Hurricane Sandy is threatening 50 million people on America's heavily-populated East Coast, with forecasters warning that New York could bear the brunt of the one-of-a-kind superstorm.
Federal Emergency Management Administrator Craig Fugate warned the "time for preparing and talking is about over" as Sandy makes its way up the Atlantic on a collision course with two other weather systems that could turn it into one of the most fearsome storms on record in the US. "People need to be acting now," he said.
Forecasters warned the megastorm could wreak havoc over 800 miles from the East Coast to the Great Lakes, and states of emergency have been declared from North Carolina to Connecticut.
Airlines cancelled more than 7,600 flights and Amtrak has suspended passenger train services across the north-east.

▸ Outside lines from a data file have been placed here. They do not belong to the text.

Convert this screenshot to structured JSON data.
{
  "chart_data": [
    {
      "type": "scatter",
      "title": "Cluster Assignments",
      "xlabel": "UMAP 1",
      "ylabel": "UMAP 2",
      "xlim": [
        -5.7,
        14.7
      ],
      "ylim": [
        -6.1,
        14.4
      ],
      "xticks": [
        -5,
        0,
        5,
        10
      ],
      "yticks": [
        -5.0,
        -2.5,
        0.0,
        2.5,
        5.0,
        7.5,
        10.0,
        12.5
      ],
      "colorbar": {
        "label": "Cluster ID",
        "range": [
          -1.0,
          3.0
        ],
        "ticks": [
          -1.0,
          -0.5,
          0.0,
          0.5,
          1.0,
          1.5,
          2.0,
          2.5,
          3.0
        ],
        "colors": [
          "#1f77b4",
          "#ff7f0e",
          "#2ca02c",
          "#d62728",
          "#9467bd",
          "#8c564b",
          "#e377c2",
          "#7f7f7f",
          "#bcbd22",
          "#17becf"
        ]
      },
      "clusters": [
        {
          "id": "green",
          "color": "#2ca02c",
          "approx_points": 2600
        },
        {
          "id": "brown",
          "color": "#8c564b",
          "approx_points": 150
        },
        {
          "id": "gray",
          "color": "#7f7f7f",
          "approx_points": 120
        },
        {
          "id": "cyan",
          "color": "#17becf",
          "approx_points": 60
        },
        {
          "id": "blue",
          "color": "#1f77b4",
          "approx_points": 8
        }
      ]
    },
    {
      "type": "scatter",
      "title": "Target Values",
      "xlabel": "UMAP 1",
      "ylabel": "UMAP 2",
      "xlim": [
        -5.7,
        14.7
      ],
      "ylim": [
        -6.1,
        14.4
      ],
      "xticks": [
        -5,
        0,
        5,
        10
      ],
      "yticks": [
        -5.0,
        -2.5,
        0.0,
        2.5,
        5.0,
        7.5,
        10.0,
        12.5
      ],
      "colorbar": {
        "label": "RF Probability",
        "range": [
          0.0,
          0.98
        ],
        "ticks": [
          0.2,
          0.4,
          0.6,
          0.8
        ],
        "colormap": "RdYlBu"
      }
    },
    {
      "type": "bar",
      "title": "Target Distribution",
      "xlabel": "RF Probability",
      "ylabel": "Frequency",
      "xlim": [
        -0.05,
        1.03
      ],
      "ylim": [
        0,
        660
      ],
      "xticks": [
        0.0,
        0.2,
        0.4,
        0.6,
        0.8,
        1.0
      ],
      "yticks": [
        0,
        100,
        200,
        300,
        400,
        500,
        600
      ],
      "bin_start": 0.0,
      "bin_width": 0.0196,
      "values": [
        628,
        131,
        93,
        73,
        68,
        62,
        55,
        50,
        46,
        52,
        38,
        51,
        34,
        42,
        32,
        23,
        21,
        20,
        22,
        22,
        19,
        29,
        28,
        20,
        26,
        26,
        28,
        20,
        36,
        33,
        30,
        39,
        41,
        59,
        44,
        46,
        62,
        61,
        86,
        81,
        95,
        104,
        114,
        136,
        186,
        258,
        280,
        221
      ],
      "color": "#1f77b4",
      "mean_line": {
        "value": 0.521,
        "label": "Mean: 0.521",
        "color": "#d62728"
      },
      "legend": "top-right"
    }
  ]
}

New York and Philadelphia moved to shut down their subways, buses and commuter trains on Sunday night and announced that schools would be closed on Monday. Boston, Washington and Baltimore also shut down schools.
As rain from the leading edges of the monster hurricane began to fall over the north-east, tens of thousands of people in coastal areas from Maryland to Connecticut were under orders to clear out. That included 50,000 in Delaware alone and 30,000 in Atlantic City, New Jersey, where the city's 12 casinos were forced to shut down for only the fourth time in the 34-year history of legalised gambling there.
Authorities have warned that the biggest US city could get hit with an 11ft wall of water that could swamp parts of lower Manhattan, flood subway tunnels and cripple the network of electrical and communications lines that are vital to the nation's financial centre.
The National Hurricane Centre said the Category 1 hurricane had top sustained winds of 75mph, with higher gusts. It is moving towards the north east at 14mph. Hurricane-force winds extend up to 175 miles from the storm's centre.
Sandy was expected to hook left towards the mid-Atlantic coast and come ashore late on Monday or early Tuesday, most likely in New Jersey, colliding with a wintry storm moving in from the west and cold air streaming down from the Arctic.
Forecasters said the monster combination could bring close to a foot of rain, a potentially lethal storm surge and punishing winds extending hundreds of miles outwards from the storm's centre. It could also dump up to 2ft of snow in Kentucky, North Carolina and West Virginia.